Wykrzywił się z niesmakiem. Jakkolwiek na swój pokręcony sposób kochał Shizuo, tak ta jedna rzecz mu w blondynie przeszkadzała. Te ciągłe namowy do robienia takich rzeczy... Jak Shizuo mógł to lubić? To było ohydne!
     Dla Izayi wieczór nadszedł o wiele szybciej niż powinien. Gdy Shizuo wparował do jego biura uśmiechając się złowieszczo, informator westchnął tylko zatrzasnął klapkę laptopa. Widząc, że Izaya idzie jak na skazanie, blondyn uśmiechnął się i zmierzwił mu włosy, chcąc mu dodać otuchy.
- Nie martw się, polubisz to.
- Bardzo wątpię.
- A próbowałeś wcześniej?
- No nie, ale... wyobrażam sobie. - Przełknął ślinę.
- Jakoś to "przełkniesz" - zaśmiał się, idąc w stronę kuchni.
- Bardzo dobrana gra słów. - burknął, zniechęcony.

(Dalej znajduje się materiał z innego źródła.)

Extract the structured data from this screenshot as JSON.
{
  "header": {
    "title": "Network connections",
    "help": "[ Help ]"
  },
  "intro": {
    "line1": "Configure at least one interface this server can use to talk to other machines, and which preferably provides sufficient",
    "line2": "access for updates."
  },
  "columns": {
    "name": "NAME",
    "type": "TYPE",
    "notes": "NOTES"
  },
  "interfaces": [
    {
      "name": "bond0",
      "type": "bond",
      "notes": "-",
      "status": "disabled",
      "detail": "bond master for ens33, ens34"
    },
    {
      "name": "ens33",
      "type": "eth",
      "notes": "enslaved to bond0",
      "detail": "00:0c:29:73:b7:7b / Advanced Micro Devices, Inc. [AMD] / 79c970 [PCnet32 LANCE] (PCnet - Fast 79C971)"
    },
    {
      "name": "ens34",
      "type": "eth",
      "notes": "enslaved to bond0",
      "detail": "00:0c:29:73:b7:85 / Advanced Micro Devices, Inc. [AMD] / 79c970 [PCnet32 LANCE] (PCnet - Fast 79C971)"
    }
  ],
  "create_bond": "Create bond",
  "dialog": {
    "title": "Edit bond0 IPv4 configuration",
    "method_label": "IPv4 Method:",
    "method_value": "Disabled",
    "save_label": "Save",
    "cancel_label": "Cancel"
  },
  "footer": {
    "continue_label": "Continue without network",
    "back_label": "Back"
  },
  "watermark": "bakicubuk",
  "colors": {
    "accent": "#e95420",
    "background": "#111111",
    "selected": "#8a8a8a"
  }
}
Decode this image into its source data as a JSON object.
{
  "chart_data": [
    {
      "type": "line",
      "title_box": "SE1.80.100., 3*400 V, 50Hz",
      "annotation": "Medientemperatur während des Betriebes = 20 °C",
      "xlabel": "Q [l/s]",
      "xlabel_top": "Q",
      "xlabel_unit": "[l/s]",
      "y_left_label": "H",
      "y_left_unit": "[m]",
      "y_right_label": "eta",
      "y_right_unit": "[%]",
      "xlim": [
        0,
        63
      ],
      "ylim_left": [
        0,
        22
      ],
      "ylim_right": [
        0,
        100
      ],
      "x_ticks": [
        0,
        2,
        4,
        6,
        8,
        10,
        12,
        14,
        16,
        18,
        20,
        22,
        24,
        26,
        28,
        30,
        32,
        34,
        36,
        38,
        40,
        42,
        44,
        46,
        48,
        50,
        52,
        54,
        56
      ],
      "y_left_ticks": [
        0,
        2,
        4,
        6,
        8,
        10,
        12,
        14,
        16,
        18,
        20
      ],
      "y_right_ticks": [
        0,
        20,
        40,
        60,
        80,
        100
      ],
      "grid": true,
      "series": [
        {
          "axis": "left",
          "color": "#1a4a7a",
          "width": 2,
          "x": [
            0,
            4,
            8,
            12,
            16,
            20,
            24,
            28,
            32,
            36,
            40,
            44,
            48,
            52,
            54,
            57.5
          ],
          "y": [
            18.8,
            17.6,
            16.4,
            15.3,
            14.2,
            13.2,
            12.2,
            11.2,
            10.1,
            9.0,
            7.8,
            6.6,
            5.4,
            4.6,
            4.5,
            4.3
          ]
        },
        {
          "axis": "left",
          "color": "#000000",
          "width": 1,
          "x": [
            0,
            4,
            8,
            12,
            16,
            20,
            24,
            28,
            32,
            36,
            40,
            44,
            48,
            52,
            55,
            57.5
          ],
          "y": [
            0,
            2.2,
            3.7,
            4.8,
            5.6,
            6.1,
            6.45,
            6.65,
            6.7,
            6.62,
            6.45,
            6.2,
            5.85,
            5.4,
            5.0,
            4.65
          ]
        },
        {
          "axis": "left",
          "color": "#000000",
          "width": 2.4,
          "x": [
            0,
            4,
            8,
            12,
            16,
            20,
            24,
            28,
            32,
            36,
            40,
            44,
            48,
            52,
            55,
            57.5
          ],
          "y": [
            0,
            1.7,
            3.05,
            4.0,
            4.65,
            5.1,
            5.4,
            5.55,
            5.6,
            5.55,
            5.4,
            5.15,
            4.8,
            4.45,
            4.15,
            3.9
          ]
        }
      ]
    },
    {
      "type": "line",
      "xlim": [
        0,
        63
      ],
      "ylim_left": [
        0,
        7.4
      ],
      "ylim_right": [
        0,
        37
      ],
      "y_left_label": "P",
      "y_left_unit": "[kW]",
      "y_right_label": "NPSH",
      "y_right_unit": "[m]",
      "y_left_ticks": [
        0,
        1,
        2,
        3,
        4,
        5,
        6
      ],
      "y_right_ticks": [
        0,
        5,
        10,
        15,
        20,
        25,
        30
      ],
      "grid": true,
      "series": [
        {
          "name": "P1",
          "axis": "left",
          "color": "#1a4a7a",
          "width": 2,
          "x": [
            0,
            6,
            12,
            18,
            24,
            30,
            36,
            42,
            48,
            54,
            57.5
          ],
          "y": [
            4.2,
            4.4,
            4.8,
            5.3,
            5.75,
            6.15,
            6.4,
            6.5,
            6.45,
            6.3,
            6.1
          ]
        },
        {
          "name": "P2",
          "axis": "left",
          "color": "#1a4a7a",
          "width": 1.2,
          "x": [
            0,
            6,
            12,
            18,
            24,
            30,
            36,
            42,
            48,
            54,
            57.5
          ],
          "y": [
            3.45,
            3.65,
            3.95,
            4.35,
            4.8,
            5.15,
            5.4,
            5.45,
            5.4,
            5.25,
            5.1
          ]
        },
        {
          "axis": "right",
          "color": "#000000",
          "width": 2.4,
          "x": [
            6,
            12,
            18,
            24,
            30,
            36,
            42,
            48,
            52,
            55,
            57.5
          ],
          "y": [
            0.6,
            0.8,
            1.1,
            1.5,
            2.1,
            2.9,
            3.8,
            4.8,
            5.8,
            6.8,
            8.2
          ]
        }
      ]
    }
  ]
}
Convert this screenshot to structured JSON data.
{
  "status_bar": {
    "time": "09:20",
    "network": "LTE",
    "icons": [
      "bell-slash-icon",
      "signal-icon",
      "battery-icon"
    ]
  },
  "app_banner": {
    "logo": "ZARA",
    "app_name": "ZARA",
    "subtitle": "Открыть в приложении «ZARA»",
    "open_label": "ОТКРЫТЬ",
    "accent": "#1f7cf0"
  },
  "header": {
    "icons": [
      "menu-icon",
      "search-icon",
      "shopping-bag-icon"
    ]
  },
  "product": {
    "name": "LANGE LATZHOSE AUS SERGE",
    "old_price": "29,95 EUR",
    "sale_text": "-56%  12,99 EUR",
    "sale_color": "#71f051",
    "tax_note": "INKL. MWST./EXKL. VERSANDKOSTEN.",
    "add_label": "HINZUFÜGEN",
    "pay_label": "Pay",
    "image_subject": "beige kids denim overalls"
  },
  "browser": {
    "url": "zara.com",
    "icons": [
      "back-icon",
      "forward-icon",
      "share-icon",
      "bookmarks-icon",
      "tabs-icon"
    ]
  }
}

Normalnie to on tak manipulował ludźmi, jeszcze mu się nie zdarzyło, żeby to na nim ktoś wykorzystywał takie żarty... To nie było przyjemne.
- Idź do sypialni! - krzyknął blondyn. Izaya z westchnieniem ruszył do wskazanego pomieszczenia.
- Naprawdę chcesz zabrudzić pościel!?- krzyknął, błagalnie licząc, że jednak zmieni to zdanie blondyna. - Przecież to się, chyba, nie dopierze!
- Nic nie będę musiał prać, wszystko ładnie wyliżesz, zobaczysz! - zaśmiał się i wrócił do pokoju. Izaya zdążył już zdjąć swoją bluzę z futerkiem i rzucić ją na fotel. - No, chodź tu. - Poklepał miejsce obok siebie, przysiadając na krawędzi łóżka. Izaya posłusznie, choć z obawą przysunął się, klęcząc koło blondyna. - Otwórz ładnie buzię... - zaczął Shizuo. Aż zachichotał, widząc niemrawą minę Izayi. - Spokojnie, polubisz to.
     Izaya westchnął po raz ostatni i niepewnie otworzył usta, pozwalając, by blondyn wpakował mu do buzi "tę rzecz".
     Zacisnął powieki i niepewnie dotknął językiem czubka. Wcale nie było dobre... Odważył się to polizać, a później possać. W ustach miał jakiś dziwny posmak, było mu w ręcz niedobrze, ale obiecał, prawda?
     W którymś momencie Shizuo nie wytrzymał i "wystrzelił" prosto do gardła Izayi dość sporo białej cieczy. Brunet czując to, odskoczył. Białe coś ubrudziło mu twarz, włosy, a nawet kawałek koszulki, a mimo tak szybkiej reakcji część i tak musiał połknąć. Skrzywił się.
- Ble, Shizuo, co ty zrobiłeś... Cały jestem brudny~... - narzekał.
- I jak smakowało? - zapytał zadowolony blondyn, ścierając resztki z policzka Izayi.
- Okropne... Jak ty możesz to lubić? - dziwił się. - Fu~... To się lepi...
- No skoro jesteś teraz ze mną, to będziesz musiał się przyzwyczaić.
- Ale to jest takie... Białe, glutowate i słodkie w smaku, okropne! - protestował. On nie chciał tego drugi raz... - Spróbowałem raz i więcej tego nie zrobię! - zastrzegł.
- No ale Izaya...
- I nie ma żadnych "ale", ja tego świństwa więcej do ust nie wezmę!
- Ale ja tak lubię mleko w tubce, nie zabronisz mi! - wrzasnął Shizuo, podnosząc się z łóżka.

8 komentarzy:

  1. NIECAŁA MINUTA I JESTEM, NOWY REKORD XDDDD
    Być może tu wrócę... o ile znowu polubię Shizayę. Na razie to... czerwone światełko dla nich :')

    OdpowiedzUsuń
    Odpowiedzi
    1. Jednak nie wracam do Shizay, how sad.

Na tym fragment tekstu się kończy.